Texas State needs to ensure the proposed renovations for Alkek Library will adequately accommodate students to remain competitive with other emerging research institutions.
Without question, the library desperately needs new furniture. The seats, tables and couches used now are antiquated in every sense, and an upgrade is very much necessary. The couches on the fifth floor have dirty upholstery, the armrests are wearing thin and the grimy look of the carpet begs replacement.
Unlike the furniture used now, new seating additions to the library should observe the laws of ergonomics and be compliant to the modern use of technology. Laptop rests attached to single sofa chairs are a practical suggestion. Study groups are not properly supported by the overwhelming use of square-shaped tables. Instead, study groups gathering at Alkek would greatly benefit from larger round tables which tend to lend themselves to more cohesive discussions. The dusty blackboards and chalk, as found in the study rooms on the fifth and sixth floors, ought to make way for hypoallergenic whiteboards and markers.
In its present state, the library does not meet many of the technological needs that students have today. For one, Alkek does not allow on-site printing from students’ laptop files. According to a 2010 study by the Educause Center for Applied Research, 87 percent of undergraduate students own a laptop. Taking this number into consideration, introducing laptop on-site printing technology would help alleviate the computer-user saturation at Alkek. This could significantly cut down long lines of students waiting to use the desktops to print.
There are about 11 Mac desktops available for use by students in the library. The creation of a lab exclusively for Mac desktops is long overdue in the library, since it already exists in other places on campus.
Alkek is a clear victim of the university’s mad rush to expand its facilities to meet the growth of student enrollment. Consequently, the building itself lacks definitive character. Its interior is unique only in its drabness. Beyond satisfying functional needs, Alkek’s renovation process should strive for aesthetic excellence to help the building match the attractiveness of recent campus additions, such as the Undergraduate Academic Center.

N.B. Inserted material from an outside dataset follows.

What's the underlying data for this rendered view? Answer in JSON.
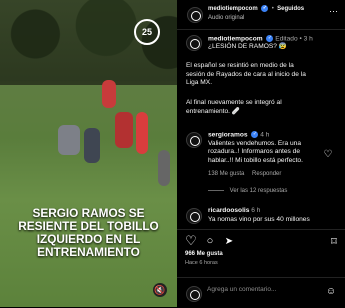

There are currently a grand total of two pieces of art in the entirety of the library’s non-exhibit areas. These paintings of bobcats are tucked away in the open computer lab area of the library’s “learning commons.” In addition, the library’s walls are in a state of mundane despair and need decorations similar to those found in many public buildings. Renovations could include a fresh paint job and wall-mounted exhibits on all levels of the building to display the work of both professional and student artists.
The inclusion of a café has also been contemplated. This café would best serve students by being more than simply a source of caffeine hits or sugar rushes. A fruit bar incorporated into the café would provide healthier options for students. Because of their antioxidants, fruits are a better “brain food” than anything caffeinated.
To lessen the interruptions that remodeling could create for students, it would be prudent to make renovations to Alkek during the summer when enrollment is at its lowest or during breaks between the fall, spring and summer sessions. Through proper planning and working during the library’s non-operational hours, alterations can be achieved seamlessly and without significant disruption to the facility’s users.
With the proposed renovations, Texas State has a great opportunity to enhance Alkek by making it an even better place for studying and a source of pride for all Bobcats.
—Jose R. Gonzalez is a mass communication senior.